At the end of the lecture, I was smug that I’d done a good job. But I soon realised how completely wrong I was when the time came to take questions. An activist whom I had known from her childhood started the assault by saying she did not believe even a word of what I had said. She said I’d cleverly avoided any reference either to Gujarat or Shopian. She set the trend for some aggressive questioners who lambasted me for covering up all kinds of police misdeeds. Nothing was right with the police, they said. It did not take me long to realise I was in wrong company!
This is the tragedy of the Indian police. Although they lose more than a thousand personnel every year—a number larger than the annual defence casualties—they are looked upon with utter contempt. Sixty-two years of independence have not changed public perception of the police a wee bit. I thought 26/11 would have altered feelings at least slightly in favour of the police. But if this has not happened in the very city blasted by a deadly group of Pakistani desperadoes not long ago and in which some of our best police officers were killed, how can our policemen expect charity elsewhere in the country?
This is not to say our policemen are not blameworthy. Many of them are corrupt. They will not hesitate to use violence on hapless suspects. In most of the 10,000-odd police stations in the country, you cannot get an fir registered without greasing the palm of the station house officer or his rapacious staff. But then, are these reasons enough for us to detest our policemen to the degree that we do? Haven’t they done enough during crises such as natural disasters to earn our respect? Are they not forgiving when you ignore the red light and still drive through important intersections as if it was your divine right to do so? Aren’t you touched by sights such as their sleeping on the floor adjoining the Gateway of India with no decent toilet around? I can go on describing the misery of the average policeman in the field.
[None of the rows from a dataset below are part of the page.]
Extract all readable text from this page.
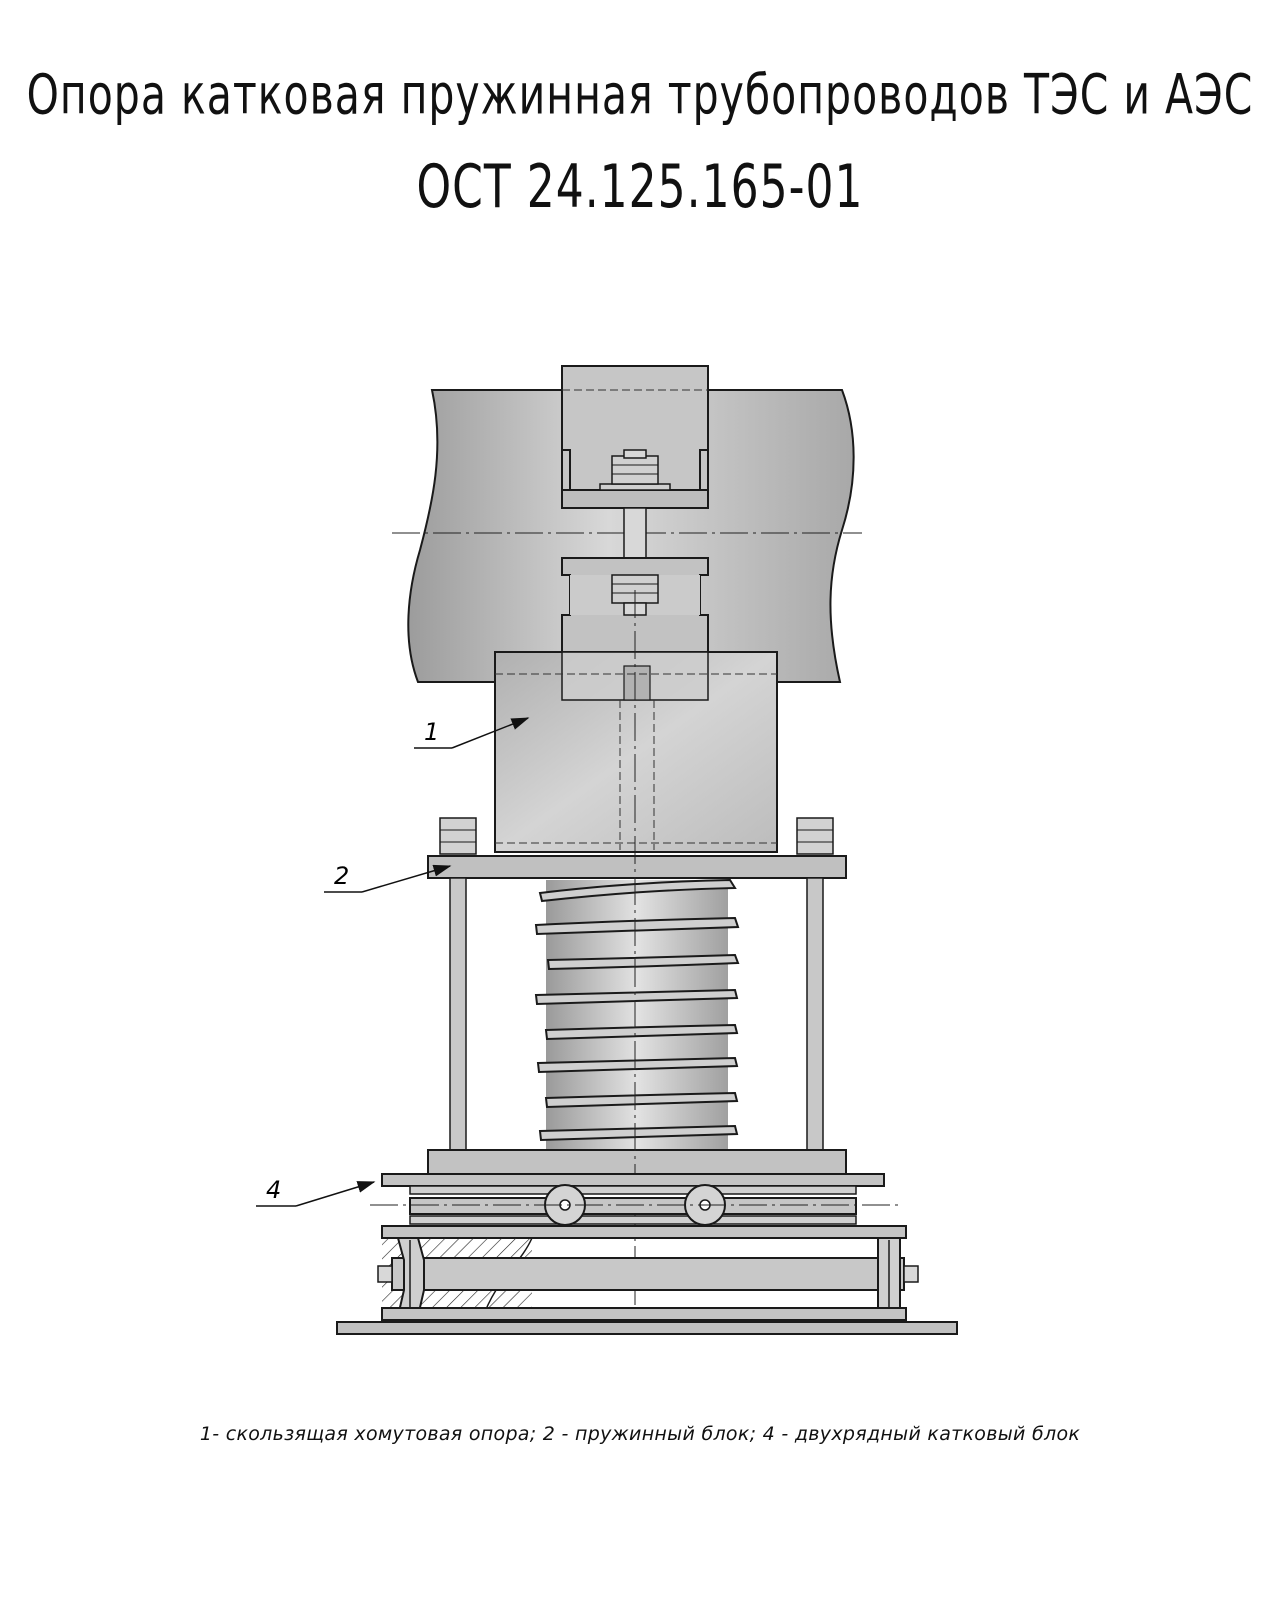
Опора катковая пружинная трубопроводов ТЭС и АЭС
ОСТ 24.125.165-01
1
2
4
1- скользящая хомутовая опора; 2 - пружинный блок; 4 - двухрядный катковый блок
My worry is that the average Indian is becoming more and more insensitive to the plight of our men in khaki, without whose presence our lives will become perilous. The elitist IPS cadre, to which I once belonged, has certainly to take a share of the blame. It has, however, a large number of priceless officers who can make the difference. This is why I still feel not all is lost. As a community, we can get our act together and forge a police force that is honest, civilised and caring, one that we will be proud of, just as the average Londoner is about the bobby. We need to start at the bottom. If we are able to raise a new generation of police constables who are smarter, more educated, dressed better and live in better conditions—all in keeping with the tremendous responsibilities they shoulder—we will have won half the battle. This is not beyond us in terms of conception or resources. Unless we do it, posterity will not forgive us.